Kathrin frowned, “I hope Klava and Sveta didn’t leave you with a bad impression before.”
“Not at all. Not at all, Miss. McClellan,” Mrs. Keigwin continued, “I am ashamed to admit, I wasn’t sure I could handle your girls at my house. I had heard so much that was rumor. I think those rumors are wrong.”
“You just can’t trust everything you hear.” Mrs. Worth went on.
“What did you hear?”
“Oh, that Klava and Sveta were poor and didn’t have much to eat. Susan said they were on a nutrition watch at the school.”
“A nutrition watch?” laughed Kathrin.
“Well, what else are people to think? We knew they were from a missionary family and that you are still a Miss, we naturally assumed…”
“You assumed they didn’t have much.”
“And they do have…you know…disabilities. Although I am not sure they act disabled at all.”
Kathrin spoke very clearly, “They don’t imagine that they are disabled at all.”
“Oh, I see.”
The ladies continued in other conversation for a while longer. Then it was time to go. Sveta and Klava said a nice farewell to Susan and Clare and their mothers. When they had gone, Kathrin and Tilly broke out in uncontrolled laughter. Klava and Sveta couldn’t figure out what was so funny.
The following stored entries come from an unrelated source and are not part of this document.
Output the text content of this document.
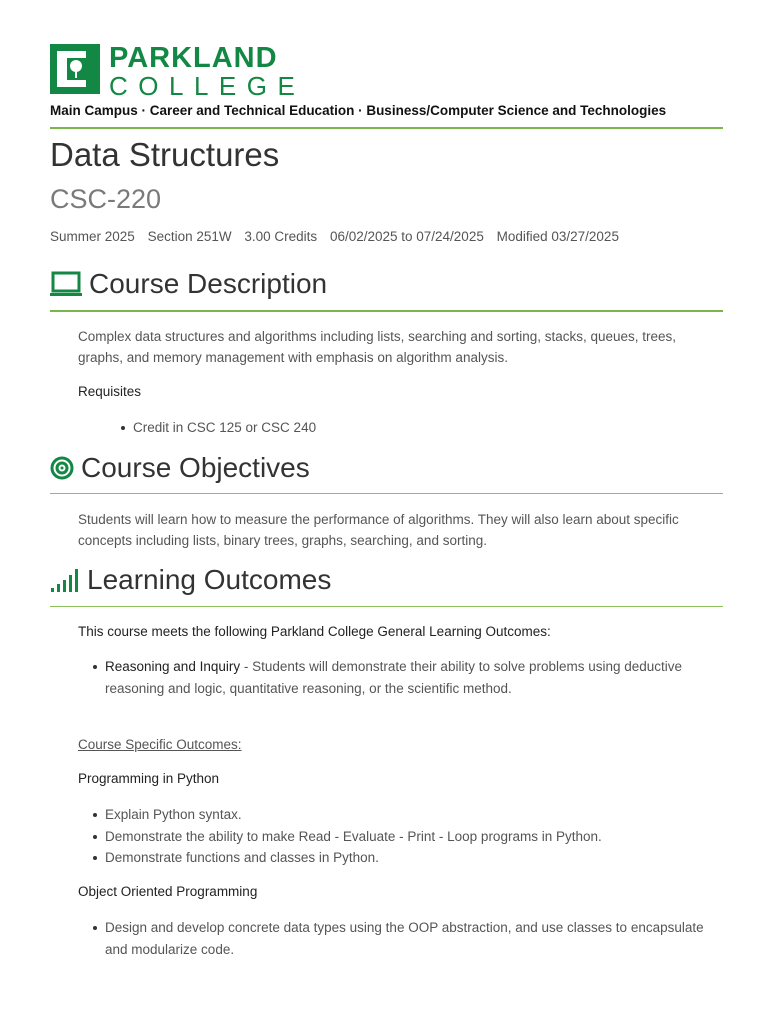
PARKLAND
COLLEGE
Main Campus · Career and Technical Education · Business/Computer Science and Technologies
Data Structures
CSC-220
Summer 2025 Section 251W 3.00 Credits 06/02/2025 to 07/24/2025 Modified 03/27/2025
Course Description

Complex data structures and algorithms including lists, searching and sorting, stacks, queues, trees, graphs, and memory management with emphasis on algorithm analysis.

Requisites
Credit in CSC 125 or CSC 240
Course Objectives

Students will learn how to measure the performance of algorithms. They will also learn about specific concepts including lists, binary trees, graphs, searching, and sorting.

Learning Outcomes
This course meets the following Parkland College General Learning Outcomes:
Reasoning and Inquiry - Students will demonstrate their ability to solve problems using deductive reasoning and logic, quantitative reasoning, or the scientific method.
Course Specific Outcomes:
Programming in Python
Explain Python syntax.
Demonstrate the ability to make Read - Evaluate - Print - Loop programs in Python.
Demonstrate functions and classes in Python.
Object Oriented Programming
Design and develop concrete data types using the OOP abstraction, and use classes to encapsulate and modularize code.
This is the kind of conversation that I really enjoy writing and reading. The tension and release in the scene is all about conversation. The visitor expect to find a hovel and poverty. They find wealth and capability. The conversation brings this out. Once we gain the trust of the characters, we can learn even more. In this way, the readers learn about how Sveta and Klava are viewed in their school and by the students and their parents. Without conversation, the author could tell you, but that would be telling—don’t tell.
Plus, what could be more interesting than hearing from others what you might even already know. That is, repetition that expands on knowledge or clarifies knowledge between characters or readers is one means of entertainment. Too much may be too much, but expansion of knowledge and corroboration of information can be incredibly entertaining, but only when delivered through conversation. Conversation is the most powerful means of expressing ideas in any novel. The reliance on it is a part of style, but I advise using it as much as possible.